You’re in The Done Club, and it sure feels good. Doesn’t it?
People are singing the praises of the performances. Oddly, you’re not even sure you want to hear it.
Pictures flood Facebook. You’re too exhausted to comb through them.
Everyone is elated. You just want to cry under the covers…and sleep.Is this you? Are you coming off recital season in a funk? Too tired, too beat up, and too bitter? I have been where you are, a year ago, to be exact, following my own series of performances. I felt lonely, dejected, and sick of carrying it all. I had taken some hard knocks from some rude, demanding parents throughout the season. People defied my policies constantly. I was weighed down with emotion from navigating mental health crises with kids all season. Even at showtime, I had to overcome a host of technical challenges in my theater. The obstacles, the mountain of tasks, feeling like I had lost myself…I might have even said out loud a time or two, “I don’t want to do this anymore.”
If you’re feeling this way right now, let me say to you what I needed to hear a year ago:
You are justified in your feelings. Your feelings are valid.
We all struggle. You are not alone.
What you do is valued, appreciated, and needed. Remember that.
You can rediscover your joy. Let go.
You are justified in your feelings. Yes! You can feel dejected while your dance families are jubilant. You can feel inadequate as you watch other studio owners and teachers celebrate big successes. You can feel shame as you try explaining why something so wonderful to everyone else is so burdensome to you. Your feelings are valid.
We all struggle. Yes! We give so much of ourselves to our work, physically, mentally, and emotionally. We are not only personally invested, but we are also academically and professionally invested. Dance, the joy of our lives, has become our lives’ work. While it can be richly rewarding, it can also be oppressively taxing. We all experience burnout, anxiety, disdain, aggravation. From time to time, we are all uninspired, less than motivated, and completely exhausted. You are not alone.
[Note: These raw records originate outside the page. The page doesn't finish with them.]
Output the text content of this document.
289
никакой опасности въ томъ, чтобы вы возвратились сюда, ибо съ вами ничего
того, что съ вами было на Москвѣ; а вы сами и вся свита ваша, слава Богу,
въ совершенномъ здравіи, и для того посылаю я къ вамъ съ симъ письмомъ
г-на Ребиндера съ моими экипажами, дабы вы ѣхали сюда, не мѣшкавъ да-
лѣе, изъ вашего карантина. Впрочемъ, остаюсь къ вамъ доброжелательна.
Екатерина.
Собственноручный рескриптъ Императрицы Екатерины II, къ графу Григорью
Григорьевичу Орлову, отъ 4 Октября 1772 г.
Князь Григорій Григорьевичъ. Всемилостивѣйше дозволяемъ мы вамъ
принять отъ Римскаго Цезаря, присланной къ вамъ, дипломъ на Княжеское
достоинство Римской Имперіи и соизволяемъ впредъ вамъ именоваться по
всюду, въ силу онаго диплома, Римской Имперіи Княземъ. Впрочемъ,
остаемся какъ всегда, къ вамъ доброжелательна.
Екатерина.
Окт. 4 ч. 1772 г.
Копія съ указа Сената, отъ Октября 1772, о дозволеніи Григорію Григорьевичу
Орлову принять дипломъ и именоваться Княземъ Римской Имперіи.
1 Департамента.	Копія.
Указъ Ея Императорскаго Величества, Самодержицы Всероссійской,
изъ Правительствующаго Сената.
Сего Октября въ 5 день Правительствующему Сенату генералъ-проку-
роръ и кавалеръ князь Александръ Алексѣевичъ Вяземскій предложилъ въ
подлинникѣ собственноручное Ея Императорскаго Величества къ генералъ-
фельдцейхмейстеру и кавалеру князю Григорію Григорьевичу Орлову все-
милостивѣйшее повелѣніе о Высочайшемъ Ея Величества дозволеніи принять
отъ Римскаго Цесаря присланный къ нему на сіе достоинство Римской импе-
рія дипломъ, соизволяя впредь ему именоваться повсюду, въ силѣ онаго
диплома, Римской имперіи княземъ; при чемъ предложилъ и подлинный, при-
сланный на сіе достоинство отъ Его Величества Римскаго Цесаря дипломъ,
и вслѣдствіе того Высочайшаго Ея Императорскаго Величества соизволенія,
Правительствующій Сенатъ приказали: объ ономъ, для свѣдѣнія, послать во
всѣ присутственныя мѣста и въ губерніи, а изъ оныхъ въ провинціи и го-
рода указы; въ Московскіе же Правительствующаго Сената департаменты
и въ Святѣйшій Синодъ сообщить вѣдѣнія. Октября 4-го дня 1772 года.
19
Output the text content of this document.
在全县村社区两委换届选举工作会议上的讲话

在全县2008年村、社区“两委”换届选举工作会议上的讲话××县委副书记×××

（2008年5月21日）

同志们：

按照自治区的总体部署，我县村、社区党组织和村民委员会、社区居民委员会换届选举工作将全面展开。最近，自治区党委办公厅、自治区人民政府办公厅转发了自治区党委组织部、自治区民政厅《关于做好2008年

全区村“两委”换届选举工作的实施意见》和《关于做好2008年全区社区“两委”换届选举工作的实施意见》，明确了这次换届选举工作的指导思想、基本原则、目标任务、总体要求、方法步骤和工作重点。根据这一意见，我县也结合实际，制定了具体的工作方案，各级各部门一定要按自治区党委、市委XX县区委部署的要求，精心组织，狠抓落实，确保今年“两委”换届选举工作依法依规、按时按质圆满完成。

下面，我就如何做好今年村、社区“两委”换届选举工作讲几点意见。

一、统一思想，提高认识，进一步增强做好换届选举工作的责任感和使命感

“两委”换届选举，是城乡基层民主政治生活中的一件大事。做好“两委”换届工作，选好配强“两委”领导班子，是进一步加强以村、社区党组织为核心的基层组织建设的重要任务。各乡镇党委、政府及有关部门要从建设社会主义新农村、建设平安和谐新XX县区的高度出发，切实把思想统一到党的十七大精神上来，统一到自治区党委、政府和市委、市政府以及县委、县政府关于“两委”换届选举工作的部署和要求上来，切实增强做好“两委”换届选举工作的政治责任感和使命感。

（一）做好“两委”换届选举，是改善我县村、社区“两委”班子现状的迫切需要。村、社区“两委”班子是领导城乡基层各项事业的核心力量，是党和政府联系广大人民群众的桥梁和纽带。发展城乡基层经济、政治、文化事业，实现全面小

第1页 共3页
What you do is valued, appreciated, and needed. Yes! Slumped in our favorite chairs wearing sweats, squinting through puffy eye lids, nursing glasses of life-really-sucks-sometimes cabernet, feeling sorry for ourselves, we tend to lose focus on the fact that as studio owners and dance educators, we are creators of joy, makers of magic, builders of confidence, and facilitators of fun. We foster friendships, manufacture memories, and ignite passion. Parents value what we do, children love it, and the community needs it. Remember that.
You can rediscover your joy. Yes! You need quiet, peaceful rest. You need frequent hot baths with bubbles. You need high thread count sheets and a room with a view. You need ocean breezes andwoodland trails. You need to hear the laughter of your children, watch their eyes sparkle while they tell you a tale, hold their hands for no reason in the car.
You can find your joy again if you will find yourself.
Let me remind you that you are still a real person who perhaps bakes a mean banana bread, enjoys reading True Crime novels, and loves the smell of campfire smoke. Recall that you like action movies, finding treasures in thrift stores, brewing locally-roasted coffee, and kissing. Put all things “dance” aside completely, and make time for these things. Take a weekend, a whole week, or actually close the studio (yes, you can!), and find you. Let go.
In the midst of your melancholy, be assured that it DOES get better. I mean, it can if you muster the strength to pause the bitterness long enough to take a brief inventory. Your season was rough. Check. Your feelings are valid. Check. You are not alone. Check. Your work means something. Big check.
Now turn your attention to the most important item on the list…you. Skip the “self-care” drivel (we are not talking about treating ourselves to a pedicure and a massage to make us feel better temporarily). Really surround yourself with whatever brings you joy, makes you who you are, and fills your soul. Shed the ego, release the negative energy, and stop chasing the intrusive thoughts. Give yourself permission to limit time spent on dance-related work, or just take time off completely. Let go, and maximize the time required to remember who you are.
Rediscover you, Friend, and you will rediscover your joy. Your studio will be waiting for the real YOU when you get back.